Albert Young

Medal record

Men's boxing

Representing the United States

Olympic Games

= Albert Young (boxer) =

American boxer

Albert Young (September 28, 1877 - July 22, 1940) was an American welterweight boxer who competed in the early twentieth century. He won a gold medal in boxing at the 1904 Summer Olympics.

Young was born in Lauterecken, German Empire in 1877.

==Amateur career==
As an amateur boxer, Young captured the Olympic Gold Medal at 148 pounds, in the 1904 Olympic Games in St. Louis. Young was one of only four boxers, all Americans, who competed in this weight class. 85% of the athletes in total were Americans. Young defeated Harry Spanger in the final to win the gold medal.

=== Olympic results ===
- Defeated Jack Egan (United States) points
- Defeated Harry Spanger (United States) points

==Life after boxing==
After he had quit boxing, became a promoter in his native San Francisco starting in 1906. Young initially worked at the Association Club, a small club where many Bay Area boxers got their start, before advancing on to bigger shows. In 1923, Young moved his promotional operations to National Hall, where he continued promoting entry level bouts.

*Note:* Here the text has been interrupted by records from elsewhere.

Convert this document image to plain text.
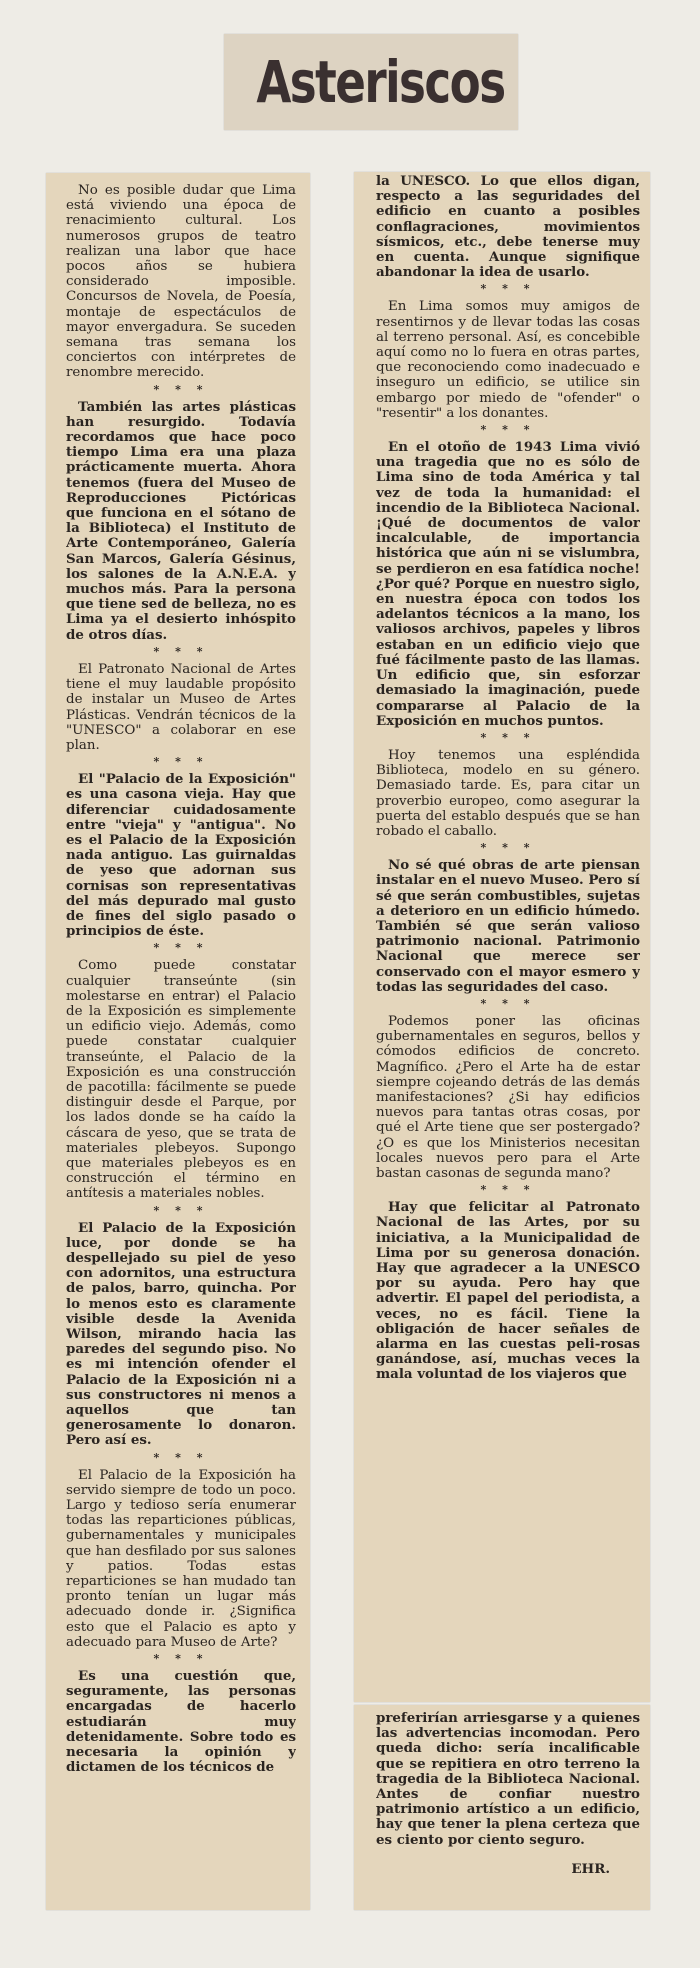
Asteriscos

No es posible dudar que Lima está viviendo una época de renacimiento cultural. Los numerosos grupos de teatro realizan una labor que hace pocos años se hubiera considerado imposible. Concursos de Novela, de Poesía, montaje de espectáculos de mayor envergadura. Se suceden semana tras semana los conciertos con intérpretes de renombre merecido.

* * *

También las artes plásticas han resurgido. Todavía recordamos que hace poco tiempo Lima era una plaza prácticamente muerta. Ahora tenemos (fuera del Museo de Reproducciones Pictóricas que funciona en el sótano de la Biblioteca) el Instituto de Arte Contemporáneo, Galería San Marcos, Galería Gésinus, los salones de la A.N.E.A. y muchos más. Para la persona que tiene sed de belleza, no es Lima ya el desierto inhóspito de otros días.

* * *

El Patronato Nacional de Artes tiene el muy laudable propósito de instalar un Museo de Artes Plásticas. Vendrán técnicos de la "UNESCO" a colaborar en ese plan.

* * *

El "Palacio de la Exposición" es una casona vieja. Hay que diferenciar cuidadosamente entre "vieja" y "antigua". No es el Palacio de la Exposición nada antiguo. Las guirnaldas de yeso que adornan sus cornisas son representativas del más depurado mal gusto de fines del siglo pasado o principios de éste.

* * *

Como puede constatar cualquier transeúnte (sin molestarse en entrar) el Palacio de la Exposición es simplemente un edificio viejo. Además, como puede constatar cualquier transeúnte, el Palacio de la Exposición es una construcción de pacotilla: fácilmente se puede distinguir desde el Parque, por los lados donde se ha caído la cáscara de yeso, que se trata de materiales plebeyos. Supongo que materiales plebeyos es en construcción el término en antítesis a materiales nobles.

* * *

El Palacio de la Exposición luce, por donde se ha despellejado su piel de yeso con adornitos, una estructura de palos, barro, quincha. Por lo menos esto es claramente visible desde la Avenida Wilson, mirando hacia las paredes del segundo piso. No es mi intención ofender el Palacio de la Exposición ni a sus constructores ni menos a aquellos que tan generosamente lo donaron. Pero así es.

* * *

El Palacio de la Exposición ha servido siempre de todo un poco. Largo y tedioso sería enumerar todas las reparticiones públicas, gubernamentales y municipales que han desfilado por sus salones y patios. Todas estas reparticiones se han mudado tan pronto tenían un lugar más adecuado donde ir. ¿Significa esto que el Palacio es apto y adecuado para Museo de Arte?

* * *

Es una cuestión que, seguramente, las personas encargadas de hacerlo estudiarán muy detenidamente. Sobre todo es necesaria la opinión y dictamen de los técnicos de

la UNESCO. Lo que ellos digan, respecto a las seguridades del edificio en cuanto a posibles conflagraciones, movimientos sísmicos, etc., debe tenerse muy en cuenta. Aunque signifique abandonar la idea de usarlo.

* * *

En Lima somos muy amigos de resentirnos y de llevar todas las cosas al terreno personal. Así, es concebible aquí como no lo fuera en otras partes, que reconociendo como inadecuado e inseguro un edificio, se utilice sin embargo por miedo de "ofender" o "resentir" a los donantes.

* * *

En el otoño de 1943 Lima vivió una tragedia que no es sólo de Lima sino de toda América y tal vez de toda la humanidad: el incendio de la Biblioteca Nacional. ¡Qué de documentos de valor incalculable, de importancia histórica que aún ni se vislumbra, se perdieron en esa fatídica noche! ¿Por qué? Porque en nuestro siglo, en nuestra época con todos los adelantos técnicos a la mano, los valiosos archivos, papeles y libros estaban en un edificio viejo que fué fácilmente pasto de las llamas. Un edificio que, sin esforzar demasiado la imaginación, puede compararse al Palacio de la Exposición en muchos puntos.

* * *

Hoy tenemos una espléndida Biblioteca, modelo en su género. Demasiado tarde. Es, para citar un proverbio europeo, como asegurar la puerta del establo después que se han robado el caballo.

* * *

No sé qué obras de arte piensan instalar en el nuevo Museo. Pero sí sé que serán combustibles, sujetas a deterioro en un edificio húmedo. También sé que serán valioso patrimonio nacional. Patrimonio Nacional que merece ser conservado con el mayor esmero y todas las seguridades del caso.

* * *

Podemos poner las oficinas gubernamentales en seguros, bellos y cómodos edificios de concreto. Magnífico. ¿Pero el Arte ha de estar siempre cojeando detrás de las demás manifestaciones? ¿Si hay edificios nuevos para tantas otras cosas, por qué el Arte tiene que ser postergado? ¿O es que los Ministerios necesitan locales nuevos pero para el Arte bastan casonas de segunda mano?

* * *

Hay que felicitar al Patronato Nacional de las Artes, por su iniciativa, a la Municipalidad de Lima por su generosa donación. Hay que agradecer a la UNESCO por su ayuda. Pero hay que advertir. El papel del periodista, a veces, no es fácil. Tiene la obligación de hacer señales de alarma en las cuestas peli-rosas ganándose, así, muchas veces la mala voluntad de los viajeros que

preferirían arriesgarse y a quienes las advertencias incomodan. Pero queda dicho: sería incalificable que se repitiera en otro terreno la tragedia de la Biblioteca Nacional. Antes de confiar nuestro patrimonio artístico a un edificio, hay que tener la plena certeza que es ciento por ciento seguro.

EHR.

After 10-round bouts were legalized at the start of 1925, Young would feature higher quality bouts, usually with a 10-round main event, while still maintaining his role as the starting place for young Bay Area boxers. During the 1920s, Young was also involved at the Golden Gate Arena in San Francisco.

Once the great depression hit, Young struggled to stay afloat, like many fellow promoters. He would promote much more sporadically during this period.

Young would continue promoting until his death in 1940 at National Hall in San Francisco, California. Young who suffered from anemia and ulcers, died after several unsuccessful blood transfusions. Many of the blood donations, came from former fighters that Young had promoted. He was survived by a wife and a daughter.